Let's look at top 50 individual NBA players statistics grouped in four different categories by Team, position, playoff, year, and sorted on average of total points per game
# look at mean of overall 3 Pointers and the number of reviews
nba_totalpoints =df.groupby(['Player', 'Team','Playoff','Position','Year']).agg({'TotalPointsPerGame':['mean']})
nba_totalpoints.columns = ['TotalPointsPerGame_Mean']
players_avg_totalpointsPerGame = nba_totalpoints.sort_values(by=['TotalPointsPerGame_Mean'],ascending = False)[:50]
players_avg_totalpointsPerGame.style.background_gradient(cmap = 'CMRmap')
Explaination of Heat Map Analysis: Top 50 NBA Player Statistics based on Total Points Per Game
In the top 50 NBA player statistics 36 total points per game is the highest average in the total points category scored by James Harden, and Russell Westbrook scored an average of 32 total points per game as they both were in different teams that made the playoffs, and have been consistent in their performance over the years based on the data. But at the same time Bradley Beal amd Trae Young were also top 4 leading scorers in the total points category in 2019-2020 season but their teams did not make the playoffs. It shows that having good performance in the total points per game category does not guarantee playoffs spot.
But if we look at the broader picture in the heat map data analysis even though there are some players like LeBron James, Anthony Davis, Bradley Bealand Kevin Durant that appear more than twice in the data above because either they played for different teams or their consistently performing in well in multiple position in different years scoring a high average of total points per games. But the main point is there are 16 out of 50 NBA player were not in teams that made the playoffs which 32% of the data. It concludes that are hunch is correct regarding the total points per games analysis above shows that players should be able to score better in both shooting category. To further prove our assumptions on this heat map analysis we will narrow the data down to top 10 NBA players based on average total points per game
Top 10 NBA Player Statistics based on Average Total Points Goals Per Game
players_avg_totalpointsPerGame.sort_values(by=['TotalPointsPerGame_Mean'], ascending = False)[:10]
Explaination of Heat Map Analysis: Top 10 NBA Player Statistics based on Average Total Points Per Game
Now, that we have narrowed our data down to top 10 NBA players having a high average of total points per game we can see that some of the players have been consistently performing well in their individual statistics like James Harden leading in points in the year 2019 and 2018, also being in same teams that made playoffs. Similarly, Russell Westbrookhave scored an average of 32 total points per game being in different team that made playoffs.
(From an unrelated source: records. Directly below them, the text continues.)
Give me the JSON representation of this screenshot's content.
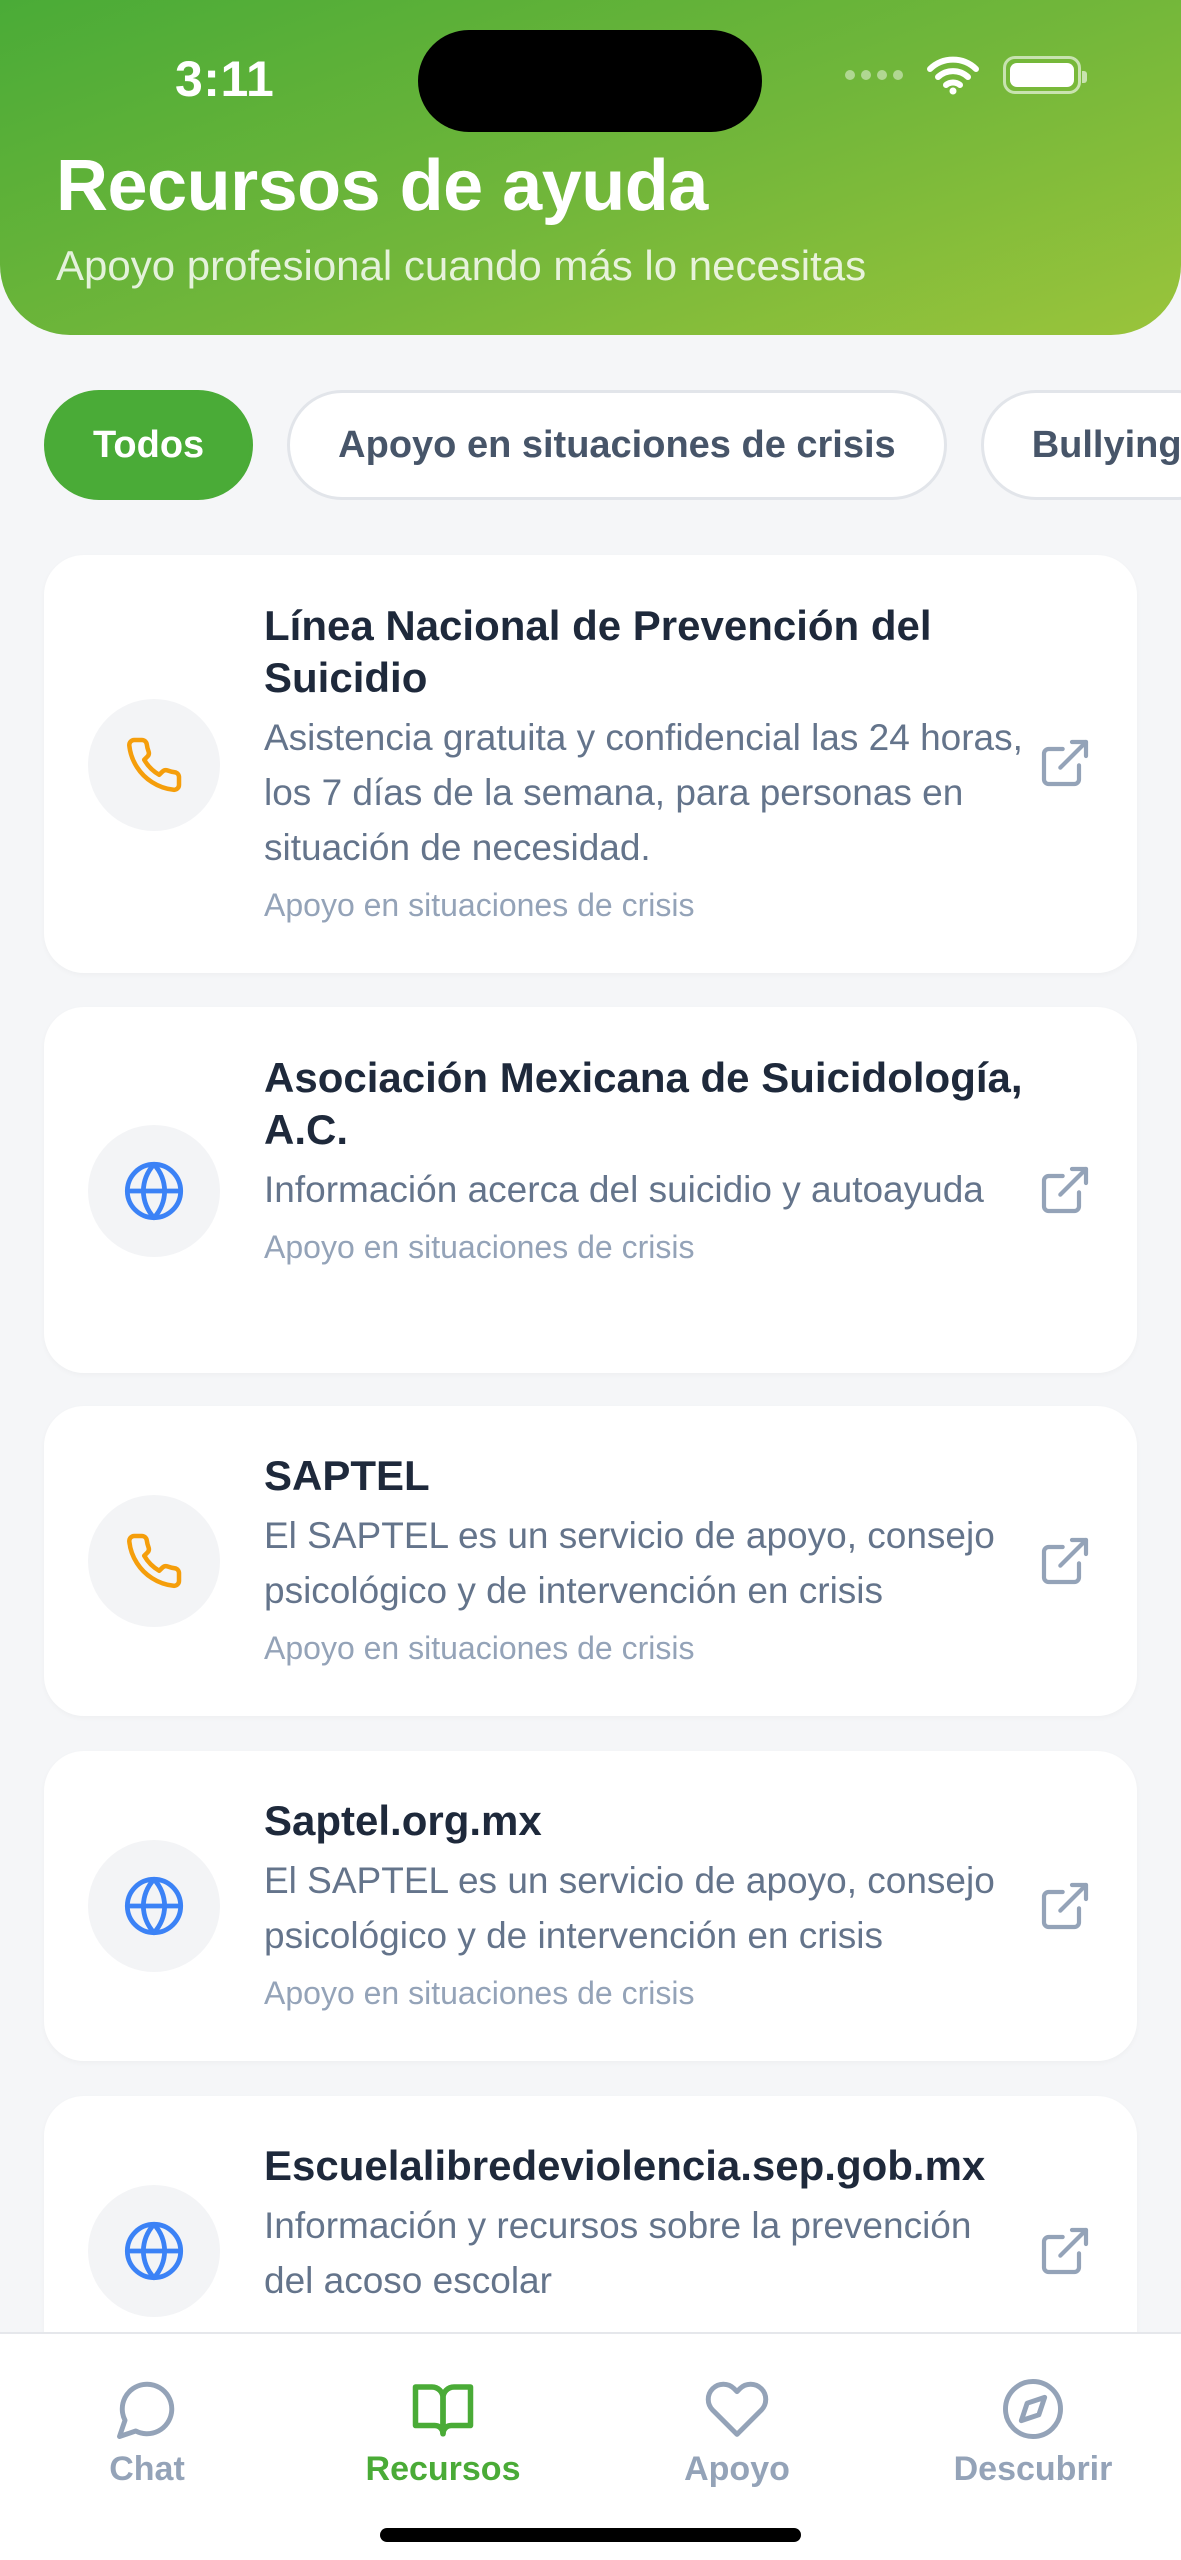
{
  "status": {
    "time": "3:11"
  },
  "header": {
    "title": "Recursos de ayuda",
    "subtitle": "Apoyo profesional cuando más lo necesitas"
  },
  "filters": [
    {
      "label": "Todos",
      "active": true
    },
    {
      "label": "Apoyo en situaciones de crisis",
      "active": false
    },
    {
      "label": "Bullying",
      "active": false
    }
  ],
  "resources": [
    {
      "title": "Línea Nacional de Prevención del Suicidio",
      "description": "Asistencia gratuita y confidencial las 24 horas, los 7 días de la semana, para personas en situación de necesidad.",
      "category": "Apoyo en situaciones de crisis",
      "icon": "phone-icon"
    },
    {
      "title": "Asociación Mexicana de Suicidología, A.C.",
      "description": "Información acerca del suicidio y autoayuda",
      "category": "Apoyo en situaciones de crisis",
      "icon": "globe-icon"
    },
    {
      "title": "SAPTEL",
      "description": "El SAPTEL es un servicio de apoyo, consejo psicológico y de intervención en crisis",
      "category": "Apoyo en situaciones de crisis",
      "icon": "phone-icon"
    },
    {
      "title": "Saptel.org.mx",
      "description": "El SAPTEL es un servicio de apoyo, consejo psicológico y de intervención en crisis",
      "category": "Apoyo en situaciones de crisis",
      "icon": "globe-icon"
    },
    {
      "title": "Escuelalibredeviolencia.sep.gob.mx",
      "description": "Información y recursos sobre la prevención del acoso escolar",
      "category": "",
      "icon": "globe-icon"
    }
  ],
  "tabs": [
    {
      "label": "Chat",
      "icon": "chat-bubble-icon",
      "active": false
    },
    {
      "label": "Recursos",
      "icon": "book-icon",
      "active": true
    },
    {
      "label": "Apoyo",
      "icon": "heart-icon",
      "active": false
    },
    {
      "label": "Descubrir",
      "icon": "compass-icon",
      "active": false
    }
  ],
  "colors": {
    "brand": "#4aab37",
    "phone_icon": "#f59e0b",
    "globe_icon": "#3b82f6",
    "muted": "#94a3b8"
  }
}
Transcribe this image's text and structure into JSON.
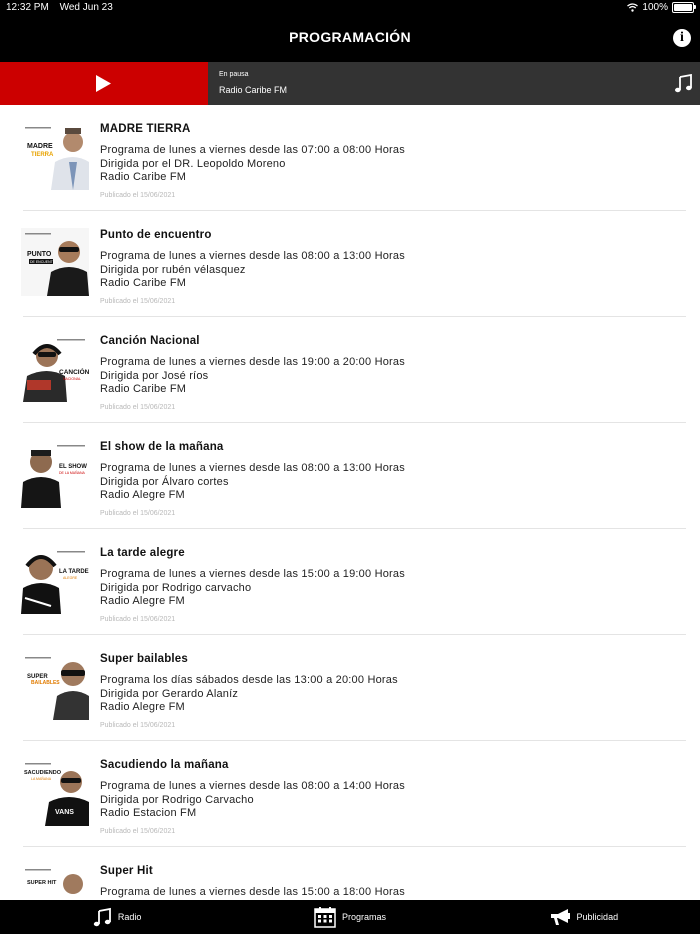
{
  "status": {
    "time": "12:32 PM",
    "date": "Wed Jun 23",
    "battery": "100%"
  },
  "header": {
    "title": "PROGRAMACIÓN",
    "info_icon": "info-icon"
  },
  "player": {
    "status": "En pausa",
    "station": "Radio Caribe FM",
    "accent": "#cc0000"
  },
  "programs": [
    {
      "title": "MADRE TIERRA",
      "schedule": "Programa de lunes a viernes desde las 07:00 a 08:00 Horas",
      "host": "Dirigida por el DR. Leopoldo Moreno",
      "station": "Radio Caribe FM",
      "published": "Publicado el 15/06/2021",
      "thumb_text": [
        "MADRE",
        "TIERRA"
      ]
    },
    {
      "title": "Punto de encuentro",
      "schedule": "Programa de lunes a viernes desde las 08:00 a 13:00 Horas",
      "host": "Dirigida por rubén vélasquez",
      "station": "Radio Caribe FM",
      "published": "Publicado el 15/06/2021",
      "thumb_text": [
        "PUNTO",
        "DE ENCUENTRO"
      ]
    },
    {
      "title": "Canción Nacional",
      "schedule": "Programa de lunes a viernes desde las 19:00 a 20:00 Horas",
      "host": "Dirigida por José ríos",
      "station": "Radio Caribe FM",
      "published": "Publicado el 15/06/2021",
      "thumb_text": [
        "CANCIÓN",
        "NACIONAL"
      ]
    },
    {
      "title": "El show de la mañana",
      "schedule": "Programa de lunes a viernes desde las 08:00 a 13:00 Horas",
      "host": "Dirigida por Álvaro cortes",
      "station": "Radio Alegre FM",
      "published": "Publicado el 15/06/2021",
      "thumb_text": [
        "EL SHOW",
        "DE LA MAÑANA"
      ]
    },
    {
      "title": "La tarde alegre",
      "schedule": "Programa de lunes a viernes desde las 15:00 a 19:00 Horas",
      "host": "Dirigida por Rodrigo carvacho",
      "station": "Radio Alegre FM",
      "published": "Publicado el 15/06/2021",
      "thumb_text": [
        "LA TARDE",
        "ALEGRE"
      ]
    },
    {
      "title": "Super bailables",
      "schedule": "Programa los días sábados desde las 13:00 a 20:00 Horas",
      "host": "Dirigida por Gerardo Alaníz",
      "station": "Radio Alegre FM",
      "published": "Publicado el 15/06/2021",
      "thumb_text": [
        "SUPER",
        "BAILABLES"
      ]
    },
    {
      "title": "Sacudiendo la mañana",
      "schedule": "Programa de lunes a viernes desde las 08:00 a 14:00 Horas",
      "host": "Dirigida por Rodrigo Carvacho",
      "station": "Radio Estacion FM",
      "published": "Publicado el 15/06/2021",
      "thumb_text": [
        "SACUDIENDO",
        "LA MAÑANA"
      ]
    },
    {
      "title": "Super Hit",
      "schedule": "Programa de lunes a viernes desde las 15:00 a 18:00 Horas",
      "host": "",
      "station": "",
      "published": "",
      "thumb_text": [
        "SUPER HIT",
        ""
      ]
    }
  ],
  "tabs": [
    {
      "label": "Radio",
      "icon": "music-note-icon"
    },
    {
      "label": "Programas",
      "icon": "calendar-icon"
    },
    {
      "label": "Publicidad",
      "icon": "megaphone-icon"
    }
  ]
}
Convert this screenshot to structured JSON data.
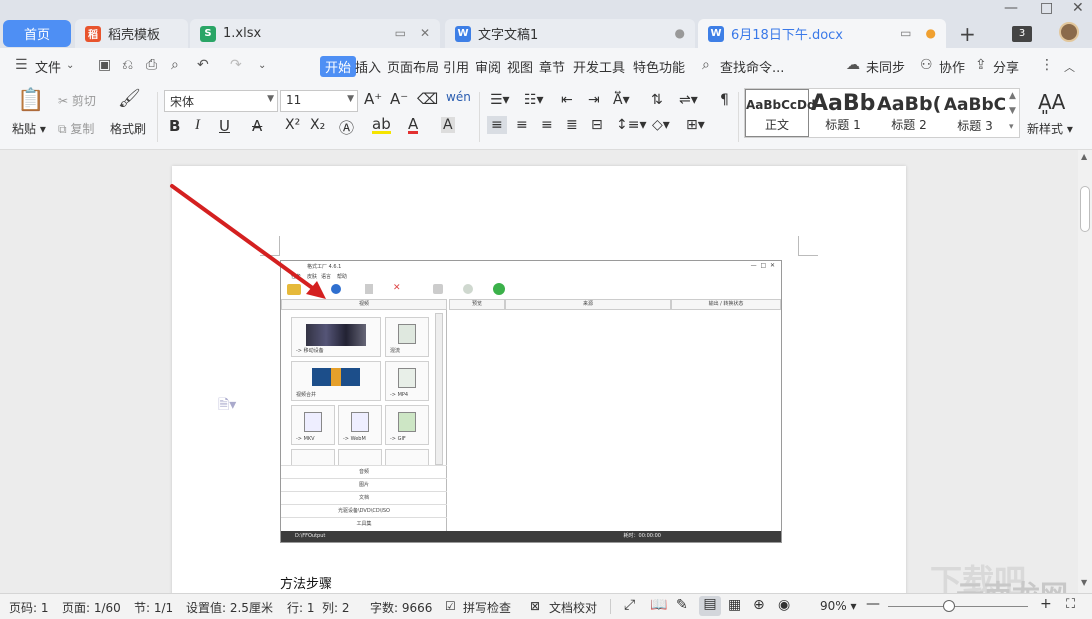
{
  "tabs": {
    "home": "首页",
    "items": [
      {
        "label": "稻壳模板"
      },
      {
        "label": "1.xlsx"
      },
      {
        "label": "文字文稿1"
      },
      {
        "label": "6月18日下午.docx"
      }
    ],
    "new_tab": "+",
    "window_count": "3"
  },
  "menu": {
    "file": "文件",
    "items": [
      "开始",
      "插入",
      "页面布局",
      "引用",
      "审阅",
      "视图",
      "章节",
      "开发工具",
      "特色功能"
    ],
    "search": "查找命令...",
    "sync": "未同步",
    "collab": "协作",
    "share": "分享"
  },
  "ribbon": {
    "paste": "粘贴",
    "cut": "剪切",
    "copy": "复制",
    "format_painter": "格式刷",
    "font_name": "宋体",
    "font_size": "11",
    "new_style": "新样式",
    "styles": [
      {
        "preview": "AaBbCcDd",
        "label": "正文"
      },
      {
        "preview": "AaBb",
        "label": "标题 1"
      },
      {
        "preview": "AaBb(",
        "label": "标题 2"
      },
      {
        "preview": "AaBbC",
        "label": "标题 3"
      }
    ]
  },
  "document": {
    "paragraph": "方法步骤"
  },
  "embedded": {
    "title": "格式工厂 4.6.1",
    "menu": [
      "任务",
      "皮肤",
      "语言",
      "帮助"
    ],
    "left_header": "视频",
    "tiles": [
      {
        "caption": "-> 移动设备"
      },
      {
        "caption": "混流"
      },
      {
        "caption": "视频合并"
      },
      {
        "caption": "-> MP4"
      },
      {
        "caption": "-> MKV"
      },
      {
        "caption": "-> WebM"
      },
      {
        "caption": "-> GIF"
      }
    ],
    "categories": [
      "音频",
      "图片",
      "文档",
      "光驱设备\\DVD\\CD\\ISO",
      "工具集"
    ],
    "columns": [
      "预览",
      "来源",
      "输出 / 转换状态"
    ],
    "output_folder": "D:\\FFOutput",
    "status_right": "耗时：00:00:00"
  },
  "statusbar": {
    "page_num": "页码: 1",
    "pages": "页面: 1/60",
    "section": "节: 1/1",
    "setting": "设置值: 2.5厘米",
    "row": "行: 1",
    "col": "列: 2",
    "words": "字数: 9666",
    "spell": "拼写检查",
    "proof": "文档校对",
    "zoom": "90%"
  },
  "watermark": {
    "line1": "下载吧",
    "line2": "云南龙网"
  },
  "colors": {
    "accent": "#4e8ff4",
    "arrow": "#d42020"
  }
}
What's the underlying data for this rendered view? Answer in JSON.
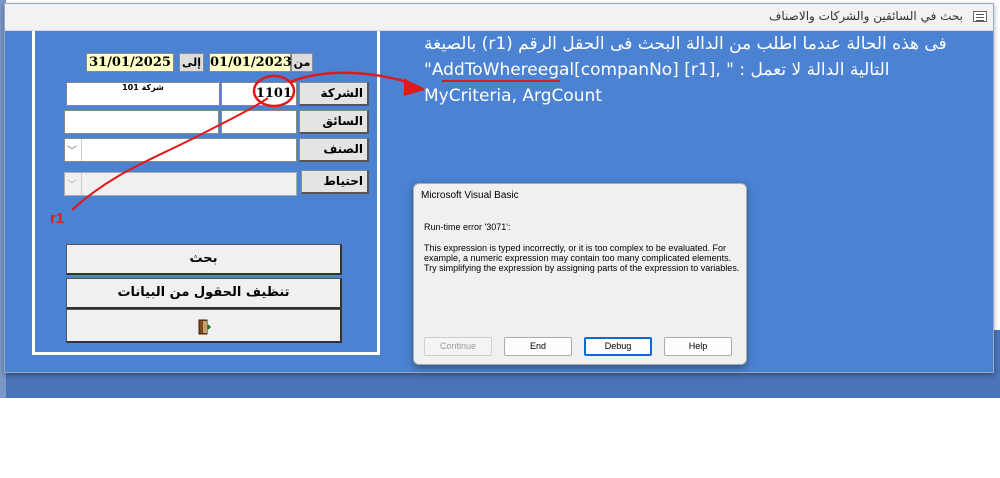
{
  "window": {
    "title": "بحث في السائقين والشركات والاصناف",
    "close_glyph": "✕"
  },
  "form": {
    "from_label": "من",
    "from_date": "01/01/2023",
    "to_label": "إلى",
    "to_date": "31/01/2025",
    "company_label": "الشركة",
    "company_code": "1101",
    "company_name": "شركة 101",
    "driver_label": "السائق",
    "category_label": "الصنف",
    "reserve_label": "احتياط",
    "search_button": "بحث",
    "clear_button": "تنظيف الحقول من البيانات",
    "exit_icon": "exit-door-icon"
  },
  "annotation": {
    "r1_label": "r1",
    "line1": "فى هذه الحالة عندما اطلب من الدالة البحث فى الحقل الرقم (r1) بالصيغة",
    "line2": "التالية الدالة لا تعمل :  \" ,[r1] AddToWhereegal[companNo]\"",
    "line3": "MyCriteria,  ArgCount"
  },
  "dialog": {
    "title": "Microsoft Visual Basic",
    "error": "Run-time error '3071':",
    "message": "This expression is typed incorrectly, or it is too complex to be evaluated.  For example, a numeric expression may contain too many complicated elements.  Try simplifying the expression by assigning parts of the expression to variables.",
    "buttons": [
      "Continue",
      "End",
      "Debug",
      "Help"
    ]
  },
  "colors": {
    "form_background": "#4c82d2",
    "date_field": "#ffffc8",
    "annotation_red": "#e01a1a",
    "default_button_border": "#0a6ad8"
  }
}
On the other hand, there are players like Bradley Beal who have scored 31 total points per game and Trae Young have scored 30 total points per game in the same regular season 2019-2020 with different team but did not make the playoffs. In addition, the data reveals that 2 out of 10 players from the above data were not on teams that made the playoffs which is 20% of the data above. It further proves that individual players statistics in the total points per game category do correlate to their chances of always making the playoffs but it is also dependent on the overall team statistics.